Jung’ın Freud ve IPA ile olan deneyimi, derin organizasyonel sonuçlara yol açmıştır. Jung, düşünce ve tutumlarını değiştirdikten sonra da kendi çalışmalarını ileri götürebilecek yeni organizasyonel yapılar bulmak zorunda kalır. Bu yapılar, kendi fikirlerinin kalitesine ve o zamanki ihtiyaçlara cevap verici nitelikte olmalıdır. Ayrıca bu yapılar, kaçınılmaz olarak Jung’ın psikanalizle ilgili yaşadığı travmayı yansıtır. Bu yapılar gelişirken, travmanın etkisiyle psikanalizle çatışan ve belirsizliklerin olduğu yönler olur; bu da bazı ayrılıklara sebep olur.
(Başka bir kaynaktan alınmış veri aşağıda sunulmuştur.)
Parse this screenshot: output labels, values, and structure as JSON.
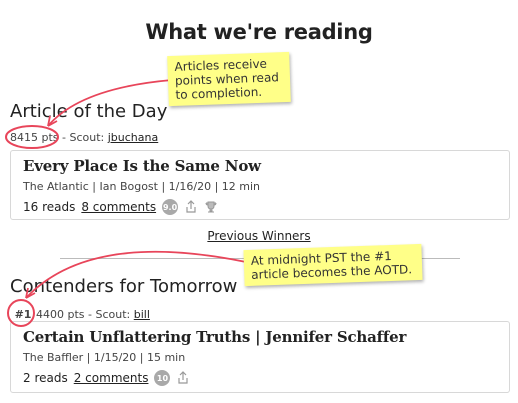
{
  "page": {
    "title": "What we're reading"
  },
  "article_of_the_day": {
    "heading": "Article of the Day",
    "points": "8415 pts",
    "scout_prefix": " - Scout: ",
    "scout": "jbuchana",
    "article": {
      "title": "Every Place Is the Same Now",
      "source": "The Atlantic | Ian Bogost | 1/16/20 | 12 min",
      "reads": "16 reads",
      "comments": "8 comments",
      "score": "9.0",
      "icons": [
        "score-badge",
        "share-icon",
        "trophy-icon"
      ]
    }
  },
  "previous_winners": {
    "label": "Previous Winners"
  },
  "contenders": {
    "heading": "Contenders for Tomorrow",
    "rank": "#1",
    "points": "4400 pts",
    "scout_prefix": " - Scout: ",
    "scout": "bill",
    "article": {
      "title": "Certain Unflattering Truths | Jennifer Schaffer",
      "source": "The Baffler | 1/15/20 | 15 min",
      "reads": "2 reads",
      "comments": "2 comments",
      "score": "10",
      "icons": [
        "score-badge",
        "share-icon"
      ]
    }
  },
  "annotations": {
    "note1": "Articles receive points when read to completion.",
    "note2": "At midnight PST the #1 article becomes the AOTD.",
    "note_color": "#ffff88",
    "marker_color": "#e8455a"
  }
}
Freud’un Jung’ı saf dışı bırakmaktaki kararlılığı, Jung’ın düşüncelerini takip edenleri azaltmaz; hatta Jung’ın sadık takipçileri mücadele etmeye devam ederler. Fakat diğerleri Jung’ı efsanelerin ve rüyaların popüler yazarı olarak görürler, ayrıca onlar Jungcı kuruluşların ve Jung’ı takip eden pratisyenlerin farkına varabilirlerdi. Freud tarafından Jung’a karşı başlatılan mücadele daha da ağır bir hale gelir. Öyle ki dil, analitik psikolojiyi dışarıda bırakır. Sosyal savunmanın, psikanalize iz bırakan sınırları koyma amacıyla yapılan, görünmez, sağlamlaştırılmış mücadelesi başarıya ulaşır. Ayrıca bu sınırlar psikanalizin bütünlüğünü ve merkez fikirlerini tehlikeye sokar. Jung çok fazla ileri gidebilen uyarıcı figür olarak kalır. Ayrıca Jung, neyin kabul edilebileceğinin tehlikeli sınırlarını belirleyen kişi olmuştur.
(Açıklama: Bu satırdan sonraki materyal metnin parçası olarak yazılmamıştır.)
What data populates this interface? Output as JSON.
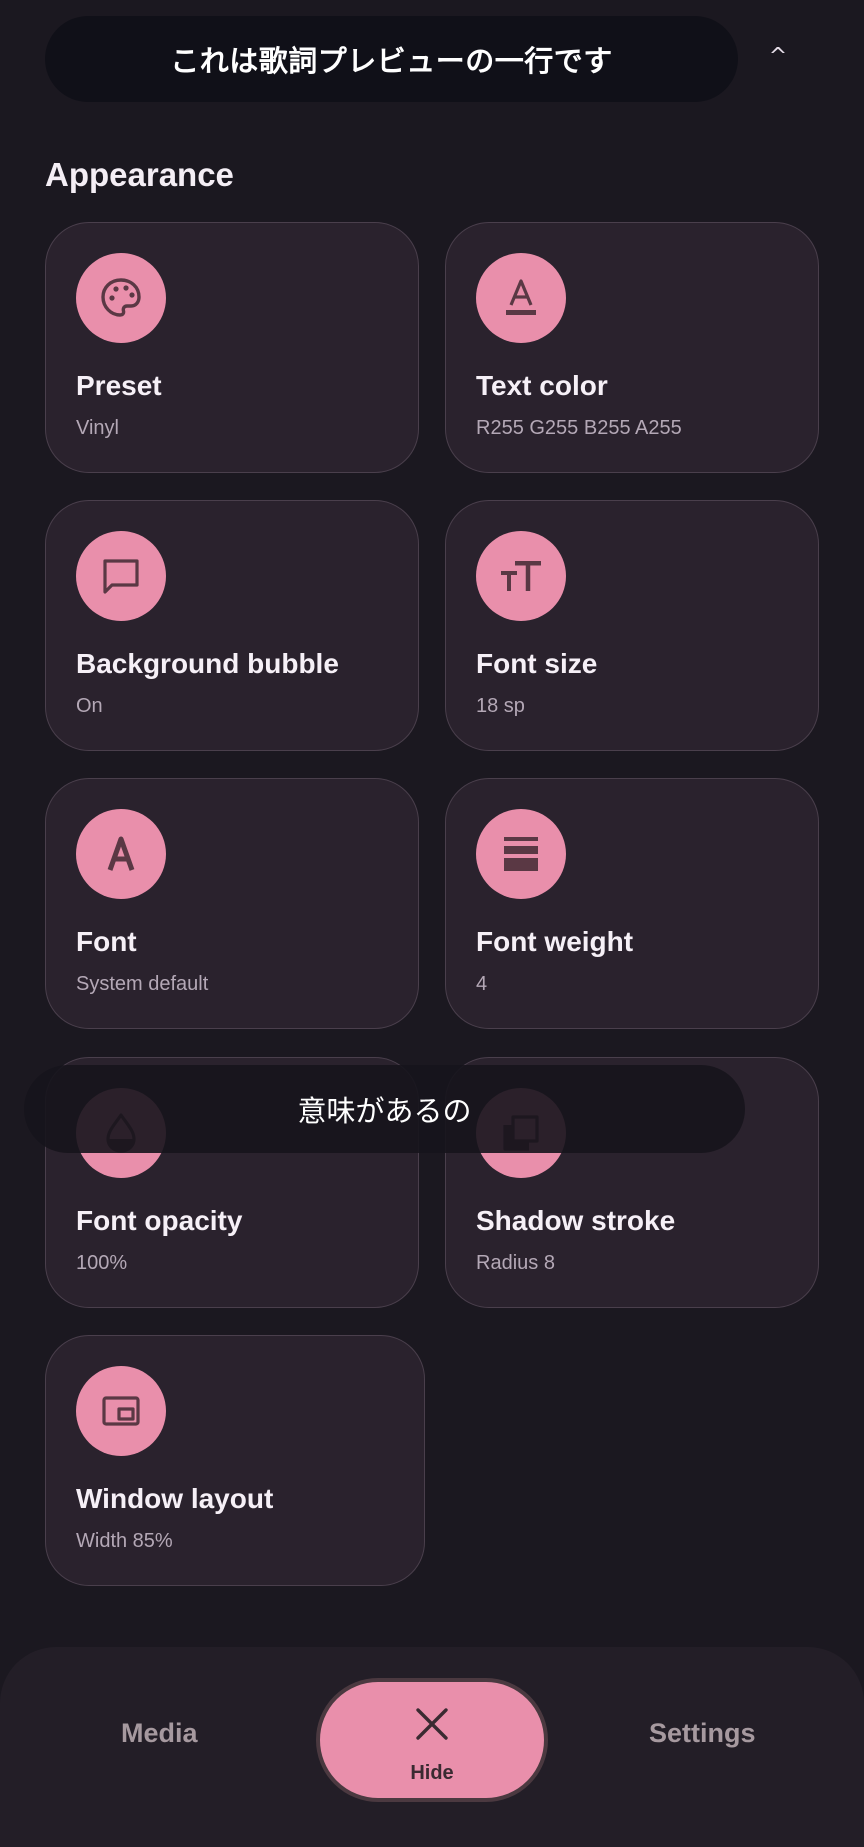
{
  "preview": {
    "lyric_line": "これは歌詞プレビューの一行です",
    "collapse_glyph": "^"
  },
  "section": {
    "title": "Appearance"
  },
  "cards": [
    {
      "title": "Preset",
      "value": "Vinyl",
      "icon": "palette-icon"
    },
    {
      "title": "Text color",
      "value": "R255 G255 B255 A255",
      "icon": "text-color-icon"
    },
    {
      "title": "Background bubble",
      "value": "On",
      "icon": "speech-bubble-icon"
    },
    {
      "title": "Font size",
      "value": "18 sp",
      "icon": "text-size-icon"
    },
    {
      "title": "Font",
      "value": "System default",
      "icon": "font-letter-icon"
    },
    {
      "title": "Font weight",
      "value": "4",
      "icon": "weight-bars-icon"
    },
    {
      "title": "Font opacity",
      "value": "100%",
      "icon": "opacity-drop-icon"
    },
    {
      "title": "Shadow stroke",
      "value": "Radius 8",
      "icon": "shadow-layers-icon"
    },
    {
      "title": "Window layout",
      "value": "Width 85%",
      "icon": "picture-in-picture-icon"
    }
  ],
  "toast": {
    "text": "意味があるの"
  },
  "bottom_nav": {
    "media_label": "Media",
    "hide_label": "Hide",
    "settings_label": "Settings"
  },
  "colors": {
    "background": "#1b1820",
    "card": "#2a222d",
    "accent": "#e98fab",
    "icon_glyph": "#5a3844"
  }
}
Jung’ın kendi çalışmalarını ilerletmek ve desteklemek için kurduğu organizasyon ‘Psychological Club’tır. Jung bunu ‘grup psikolojisindeki sessiz deney’ olarak adlandırır. II. Dünya Savaş’ından sonra analitik psikolojideki resmi profesyonel eğitime, Jung isteksiz olarak başlar. Yaşlılığı ve hastalığı onun rıza göstermesine sebep olur. Jung’ın Psikolojik Kulübü’yle psikanaliz arasında hep bir fark olmuştur ve ikisi de birbirleriyle yarışmaya zorlanırlar.

Referans:
Eisold, K. (2002). Jung, Jungians, and Psychoanalysis. Psychoanalytic Psychology, 19, 501–524.